A runner differs from a normal curve in two ways. First, that it always has two parents, which define its endpoints. Second, its gaussian process differs from a standard curve, due to it being constrained on both ends. The runner curve process is a linear process connecting its two endpoints, plus a smooth curve process that allows deviations from the linear curve. The latter process must be constrained on both ends to pass through the endpoints, using the derivation above.

Let \(A\) and \(B\) be random variables representing endpoints of a runner curve, lying somewhere on its parent curves. A straight line between those curves is given by

\[
f(t) = t A + (1-t) B
\]

Let us derive the covariance of two points \(X = f(s) \) and \(Y = f(t)\) on the line.

\[
\begin{align}
cov (X,Y) &= E[XY] - E[X]E[Y] \\
&= E[XY] - 0 \text{(assiming zero mean curves)} \\
&= E[ \right ( tA + (1-s) B \left) \right ( tA + (1-t) B \left) ] \\
&= E[ ts A^2] + E[t(1-s)BA] + E[s(1-t)BA] + E[(1-t)(1-s)B^2 ]
&= ts var(A) + cov(B,A) [t (1-s) + s (1-t)] + (1-t)(1-s)var(B)
\begin{end}
\]

The GP above assumes endpoints occur at 0 and 1. We can relax this to end at \(T_\mathrm{max}\), giving us the "linear interpolation gaussian process:

\[
\begin{align}
k_l(s,t; T_\mathrm{max}) &= 1/T_\mathrm{max}^2 \right ( ts var(A) + cov(B,A) [t (T_\mathrm{max}-s) + s (T_\mathrm{max}-t)] + (T_\mathrm{max}-t)(T_\mathrm{max} - s)var(B) \left )
\begin{end}
\]

This gaussian process will form the backbone of the runner curv. To allow deviations from the linear path, we add a smooth curve GP with covariance \(k_c\). This GP must be constrained to pass through zero at \(0\) and \(T_\mathrm{max}\) using the derivation above. For any two points on the runner, the covariance is given by:

\[
\begin{align}
k(x,y) &= \right( k_l(x,y ; T_\mathrm{max}) + k_c(x,y ; 0,T_\mathrm{max}) \left ) +
\begin{end}
\]

If \(x\) lies on the runner and \(y\) lies elsewhere on the curve DAG, the covariance is:

\[
\begin{align}
cov(X,Y) &= E[XY] \\
&= E[(sA + (1-s)B) Y] \\
&= E[sAY] + E[(1-s)BY ] \\
&= s \mathrm{cov}(AY) + (1-s)\mathrm{cov}(BY) \\
\begin{end}
\]

i.e. the linear intpolation of its endpoint covariances.

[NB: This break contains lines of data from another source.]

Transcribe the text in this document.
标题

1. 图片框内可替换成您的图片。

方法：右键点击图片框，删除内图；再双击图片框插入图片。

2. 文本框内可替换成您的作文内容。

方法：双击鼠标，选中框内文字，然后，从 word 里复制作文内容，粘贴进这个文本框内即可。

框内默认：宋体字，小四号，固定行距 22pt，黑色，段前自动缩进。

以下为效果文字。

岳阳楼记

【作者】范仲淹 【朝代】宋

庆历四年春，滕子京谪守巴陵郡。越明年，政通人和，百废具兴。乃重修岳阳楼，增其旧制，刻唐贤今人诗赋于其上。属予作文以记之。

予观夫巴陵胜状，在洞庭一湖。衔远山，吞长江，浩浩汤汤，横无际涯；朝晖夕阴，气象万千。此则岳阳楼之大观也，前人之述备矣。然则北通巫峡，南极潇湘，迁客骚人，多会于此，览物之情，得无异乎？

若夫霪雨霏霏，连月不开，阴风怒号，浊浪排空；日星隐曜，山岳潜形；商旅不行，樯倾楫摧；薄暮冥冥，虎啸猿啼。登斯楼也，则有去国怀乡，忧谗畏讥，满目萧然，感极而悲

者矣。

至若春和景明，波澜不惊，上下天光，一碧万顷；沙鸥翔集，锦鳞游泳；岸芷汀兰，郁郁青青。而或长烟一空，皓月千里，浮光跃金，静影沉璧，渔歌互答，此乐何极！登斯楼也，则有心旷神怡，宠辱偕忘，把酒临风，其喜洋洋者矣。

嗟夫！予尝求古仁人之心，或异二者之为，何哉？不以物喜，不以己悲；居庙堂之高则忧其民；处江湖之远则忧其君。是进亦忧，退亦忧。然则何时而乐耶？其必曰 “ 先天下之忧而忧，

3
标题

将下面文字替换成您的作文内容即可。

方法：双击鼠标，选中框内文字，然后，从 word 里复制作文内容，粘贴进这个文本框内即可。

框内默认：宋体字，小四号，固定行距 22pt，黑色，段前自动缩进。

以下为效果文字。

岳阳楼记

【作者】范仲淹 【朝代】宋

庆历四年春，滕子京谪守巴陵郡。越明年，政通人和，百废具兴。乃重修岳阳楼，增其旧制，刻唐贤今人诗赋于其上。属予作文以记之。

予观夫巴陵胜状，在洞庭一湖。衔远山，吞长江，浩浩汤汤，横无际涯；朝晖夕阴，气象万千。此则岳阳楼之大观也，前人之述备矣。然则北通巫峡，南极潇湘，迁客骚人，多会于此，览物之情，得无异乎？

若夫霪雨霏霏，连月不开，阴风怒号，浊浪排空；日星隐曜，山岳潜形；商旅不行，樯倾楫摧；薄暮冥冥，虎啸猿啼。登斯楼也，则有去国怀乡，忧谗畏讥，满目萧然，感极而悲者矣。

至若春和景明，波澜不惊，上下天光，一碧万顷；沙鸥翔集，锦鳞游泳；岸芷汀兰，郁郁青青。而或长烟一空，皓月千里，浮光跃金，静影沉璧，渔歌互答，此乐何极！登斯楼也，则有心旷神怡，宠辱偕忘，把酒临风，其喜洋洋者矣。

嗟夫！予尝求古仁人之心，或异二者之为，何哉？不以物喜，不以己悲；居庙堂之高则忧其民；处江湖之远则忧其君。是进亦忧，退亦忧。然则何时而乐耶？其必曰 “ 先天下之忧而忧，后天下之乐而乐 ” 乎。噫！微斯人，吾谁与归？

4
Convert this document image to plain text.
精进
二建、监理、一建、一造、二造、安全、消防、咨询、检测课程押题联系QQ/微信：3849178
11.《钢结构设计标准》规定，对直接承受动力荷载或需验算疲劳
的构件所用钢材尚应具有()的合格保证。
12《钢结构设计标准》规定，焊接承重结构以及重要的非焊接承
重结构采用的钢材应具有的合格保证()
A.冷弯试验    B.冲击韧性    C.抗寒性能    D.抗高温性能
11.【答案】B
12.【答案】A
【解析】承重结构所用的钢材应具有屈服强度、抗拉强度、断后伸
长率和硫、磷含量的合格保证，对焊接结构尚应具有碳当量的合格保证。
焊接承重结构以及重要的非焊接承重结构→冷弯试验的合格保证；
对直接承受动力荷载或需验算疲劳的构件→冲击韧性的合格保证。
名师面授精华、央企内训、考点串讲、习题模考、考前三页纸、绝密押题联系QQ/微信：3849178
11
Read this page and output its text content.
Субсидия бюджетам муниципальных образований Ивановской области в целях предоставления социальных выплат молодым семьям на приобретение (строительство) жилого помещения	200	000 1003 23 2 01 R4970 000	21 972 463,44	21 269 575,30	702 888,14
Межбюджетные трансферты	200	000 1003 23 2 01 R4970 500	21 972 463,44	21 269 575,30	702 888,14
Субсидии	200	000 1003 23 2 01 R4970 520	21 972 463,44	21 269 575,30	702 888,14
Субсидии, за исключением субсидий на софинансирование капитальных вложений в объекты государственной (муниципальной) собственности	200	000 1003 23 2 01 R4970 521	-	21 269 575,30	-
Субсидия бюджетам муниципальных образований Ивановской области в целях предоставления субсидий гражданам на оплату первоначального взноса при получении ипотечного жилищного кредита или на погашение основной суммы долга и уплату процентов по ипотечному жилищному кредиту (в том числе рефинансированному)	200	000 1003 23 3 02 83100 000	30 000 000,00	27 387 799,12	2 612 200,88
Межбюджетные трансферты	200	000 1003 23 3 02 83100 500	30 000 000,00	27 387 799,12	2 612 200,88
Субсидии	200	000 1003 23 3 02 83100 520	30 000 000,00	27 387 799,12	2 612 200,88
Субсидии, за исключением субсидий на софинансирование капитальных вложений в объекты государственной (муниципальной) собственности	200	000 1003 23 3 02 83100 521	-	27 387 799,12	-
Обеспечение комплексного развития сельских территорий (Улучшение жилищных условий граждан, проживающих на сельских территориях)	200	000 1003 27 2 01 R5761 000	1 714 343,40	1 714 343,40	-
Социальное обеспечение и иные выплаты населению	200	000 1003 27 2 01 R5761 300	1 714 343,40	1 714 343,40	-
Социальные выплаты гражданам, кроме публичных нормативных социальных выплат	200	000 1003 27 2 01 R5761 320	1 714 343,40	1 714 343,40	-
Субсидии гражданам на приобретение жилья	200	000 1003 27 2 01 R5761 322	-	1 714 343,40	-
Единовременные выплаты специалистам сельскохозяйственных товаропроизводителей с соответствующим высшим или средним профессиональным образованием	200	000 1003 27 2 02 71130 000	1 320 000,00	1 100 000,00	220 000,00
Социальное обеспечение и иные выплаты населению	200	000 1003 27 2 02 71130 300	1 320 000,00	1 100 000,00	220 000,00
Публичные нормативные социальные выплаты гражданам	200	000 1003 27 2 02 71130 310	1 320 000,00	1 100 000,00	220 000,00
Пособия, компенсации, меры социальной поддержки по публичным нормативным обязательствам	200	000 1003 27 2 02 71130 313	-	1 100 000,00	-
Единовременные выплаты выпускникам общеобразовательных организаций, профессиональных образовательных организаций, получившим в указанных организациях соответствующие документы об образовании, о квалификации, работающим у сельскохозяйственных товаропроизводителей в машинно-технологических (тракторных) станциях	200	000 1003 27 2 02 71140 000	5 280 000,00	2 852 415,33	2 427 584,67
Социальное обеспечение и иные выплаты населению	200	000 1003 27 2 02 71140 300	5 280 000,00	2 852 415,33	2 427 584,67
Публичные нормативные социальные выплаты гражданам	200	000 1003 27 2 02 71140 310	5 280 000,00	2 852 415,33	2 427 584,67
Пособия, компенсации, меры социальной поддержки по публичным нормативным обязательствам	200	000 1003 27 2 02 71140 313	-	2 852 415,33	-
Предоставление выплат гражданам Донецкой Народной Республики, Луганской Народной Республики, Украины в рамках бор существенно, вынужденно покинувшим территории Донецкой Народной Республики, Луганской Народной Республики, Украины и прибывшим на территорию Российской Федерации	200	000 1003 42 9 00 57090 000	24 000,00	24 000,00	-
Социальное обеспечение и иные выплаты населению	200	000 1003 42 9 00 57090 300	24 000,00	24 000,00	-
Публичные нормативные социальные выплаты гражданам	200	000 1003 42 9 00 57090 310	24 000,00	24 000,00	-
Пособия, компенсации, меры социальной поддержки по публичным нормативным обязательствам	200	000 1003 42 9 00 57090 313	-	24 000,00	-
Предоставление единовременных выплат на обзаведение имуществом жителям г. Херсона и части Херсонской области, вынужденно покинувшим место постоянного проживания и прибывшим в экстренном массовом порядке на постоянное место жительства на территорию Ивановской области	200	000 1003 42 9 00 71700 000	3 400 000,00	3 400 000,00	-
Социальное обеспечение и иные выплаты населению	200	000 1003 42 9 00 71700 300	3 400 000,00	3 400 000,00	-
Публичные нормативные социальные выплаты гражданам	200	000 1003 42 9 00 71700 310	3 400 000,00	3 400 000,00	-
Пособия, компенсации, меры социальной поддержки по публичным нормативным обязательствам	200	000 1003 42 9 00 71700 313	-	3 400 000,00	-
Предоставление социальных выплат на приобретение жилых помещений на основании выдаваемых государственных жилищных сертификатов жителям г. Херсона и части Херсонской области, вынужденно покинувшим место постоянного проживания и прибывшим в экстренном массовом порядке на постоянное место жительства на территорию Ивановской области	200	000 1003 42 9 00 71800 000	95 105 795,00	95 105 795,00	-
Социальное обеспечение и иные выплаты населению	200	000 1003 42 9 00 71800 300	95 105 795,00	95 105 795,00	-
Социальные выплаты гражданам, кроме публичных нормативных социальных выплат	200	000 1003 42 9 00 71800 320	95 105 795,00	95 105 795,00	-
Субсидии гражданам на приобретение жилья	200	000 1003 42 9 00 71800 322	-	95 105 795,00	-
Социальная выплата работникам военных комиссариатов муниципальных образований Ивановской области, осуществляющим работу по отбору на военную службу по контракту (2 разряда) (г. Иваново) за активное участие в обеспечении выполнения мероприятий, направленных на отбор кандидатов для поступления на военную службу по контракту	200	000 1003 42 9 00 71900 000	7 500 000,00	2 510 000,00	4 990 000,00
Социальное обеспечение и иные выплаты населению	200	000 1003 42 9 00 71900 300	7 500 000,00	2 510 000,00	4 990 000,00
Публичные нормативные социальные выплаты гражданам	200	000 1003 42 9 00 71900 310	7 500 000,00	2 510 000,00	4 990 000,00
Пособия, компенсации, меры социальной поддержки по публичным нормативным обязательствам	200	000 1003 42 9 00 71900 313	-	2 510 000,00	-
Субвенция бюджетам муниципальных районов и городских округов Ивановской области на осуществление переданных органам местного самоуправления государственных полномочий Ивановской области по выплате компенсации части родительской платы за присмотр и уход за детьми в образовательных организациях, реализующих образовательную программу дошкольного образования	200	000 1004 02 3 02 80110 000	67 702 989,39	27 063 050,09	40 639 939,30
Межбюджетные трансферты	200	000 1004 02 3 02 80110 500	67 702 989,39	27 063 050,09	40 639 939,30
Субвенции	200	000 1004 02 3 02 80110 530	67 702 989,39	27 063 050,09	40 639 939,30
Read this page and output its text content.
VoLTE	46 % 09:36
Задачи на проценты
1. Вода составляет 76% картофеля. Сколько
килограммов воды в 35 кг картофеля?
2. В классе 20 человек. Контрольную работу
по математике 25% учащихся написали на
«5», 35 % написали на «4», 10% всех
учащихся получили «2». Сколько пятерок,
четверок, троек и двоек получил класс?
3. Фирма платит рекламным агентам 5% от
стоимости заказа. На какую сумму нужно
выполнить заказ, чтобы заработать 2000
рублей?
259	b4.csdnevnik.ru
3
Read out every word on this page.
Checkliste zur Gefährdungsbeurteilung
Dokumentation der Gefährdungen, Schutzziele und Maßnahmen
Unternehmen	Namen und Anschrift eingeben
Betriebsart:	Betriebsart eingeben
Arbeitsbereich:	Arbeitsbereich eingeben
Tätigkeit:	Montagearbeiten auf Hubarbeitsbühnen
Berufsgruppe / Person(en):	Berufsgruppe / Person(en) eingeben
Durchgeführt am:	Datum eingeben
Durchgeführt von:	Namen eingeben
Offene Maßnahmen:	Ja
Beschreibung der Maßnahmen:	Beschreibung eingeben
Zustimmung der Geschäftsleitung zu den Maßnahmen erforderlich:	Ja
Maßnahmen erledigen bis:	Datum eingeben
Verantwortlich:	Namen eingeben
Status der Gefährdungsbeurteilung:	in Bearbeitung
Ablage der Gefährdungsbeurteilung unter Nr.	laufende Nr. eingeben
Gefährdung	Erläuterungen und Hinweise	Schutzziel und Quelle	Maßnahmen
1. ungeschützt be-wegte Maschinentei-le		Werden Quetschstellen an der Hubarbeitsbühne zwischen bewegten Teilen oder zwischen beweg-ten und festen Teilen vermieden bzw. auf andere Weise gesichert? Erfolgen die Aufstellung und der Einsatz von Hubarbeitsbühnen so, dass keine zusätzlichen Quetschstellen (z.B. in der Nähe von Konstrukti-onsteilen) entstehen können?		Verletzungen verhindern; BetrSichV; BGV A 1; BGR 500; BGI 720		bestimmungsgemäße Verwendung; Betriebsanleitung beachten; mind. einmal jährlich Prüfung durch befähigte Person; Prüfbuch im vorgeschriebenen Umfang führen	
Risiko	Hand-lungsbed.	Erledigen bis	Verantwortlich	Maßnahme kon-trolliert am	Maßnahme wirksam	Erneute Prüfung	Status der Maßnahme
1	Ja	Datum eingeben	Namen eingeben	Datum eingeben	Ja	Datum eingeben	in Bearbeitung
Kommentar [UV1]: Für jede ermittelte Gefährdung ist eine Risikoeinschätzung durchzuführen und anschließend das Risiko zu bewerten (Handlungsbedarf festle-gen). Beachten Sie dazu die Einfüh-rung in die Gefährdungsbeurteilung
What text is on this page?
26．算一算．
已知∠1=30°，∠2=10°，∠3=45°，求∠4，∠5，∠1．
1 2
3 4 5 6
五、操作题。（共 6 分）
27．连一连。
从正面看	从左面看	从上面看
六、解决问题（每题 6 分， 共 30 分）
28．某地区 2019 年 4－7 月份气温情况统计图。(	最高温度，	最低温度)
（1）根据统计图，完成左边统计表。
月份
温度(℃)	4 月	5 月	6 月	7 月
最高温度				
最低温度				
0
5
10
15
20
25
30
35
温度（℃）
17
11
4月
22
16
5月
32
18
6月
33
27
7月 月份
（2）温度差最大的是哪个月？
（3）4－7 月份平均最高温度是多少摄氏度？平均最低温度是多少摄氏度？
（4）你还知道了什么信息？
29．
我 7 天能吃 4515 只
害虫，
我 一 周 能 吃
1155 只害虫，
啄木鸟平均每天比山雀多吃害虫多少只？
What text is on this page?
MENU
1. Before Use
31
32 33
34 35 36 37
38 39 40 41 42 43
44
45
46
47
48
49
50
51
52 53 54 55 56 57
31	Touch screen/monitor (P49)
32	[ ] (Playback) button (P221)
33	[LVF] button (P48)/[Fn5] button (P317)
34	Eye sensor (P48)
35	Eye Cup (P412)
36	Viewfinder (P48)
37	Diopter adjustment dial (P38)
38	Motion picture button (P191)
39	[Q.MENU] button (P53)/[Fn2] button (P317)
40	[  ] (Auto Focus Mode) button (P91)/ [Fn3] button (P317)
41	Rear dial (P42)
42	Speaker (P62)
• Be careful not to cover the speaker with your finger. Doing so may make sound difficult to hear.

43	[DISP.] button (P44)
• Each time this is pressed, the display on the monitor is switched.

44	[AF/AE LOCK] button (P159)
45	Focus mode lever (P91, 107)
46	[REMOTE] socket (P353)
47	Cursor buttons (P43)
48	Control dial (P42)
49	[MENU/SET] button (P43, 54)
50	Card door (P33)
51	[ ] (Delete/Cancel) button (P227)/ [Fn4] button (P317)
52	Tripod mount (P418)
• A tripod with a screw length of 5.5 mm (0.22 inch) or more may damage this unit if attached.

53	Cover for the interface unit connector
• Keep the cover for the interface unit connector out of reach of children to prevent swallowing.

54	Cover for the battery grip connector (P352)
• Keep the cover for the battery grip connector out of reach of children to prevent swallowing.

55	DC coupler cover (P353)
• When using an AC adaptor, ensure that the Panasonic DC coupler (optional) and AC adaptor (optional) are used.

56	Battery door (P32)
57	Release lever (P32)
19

One notable property of the runner curve is that it introduces no additional attachment between its parent curves. For this reason, we can first construct the curve tree covariance matrix without runners, and then add runner blocks in a second pass. This is nice, because the runner equation doesn't fit nicely into the recursive equation for BGP covariance.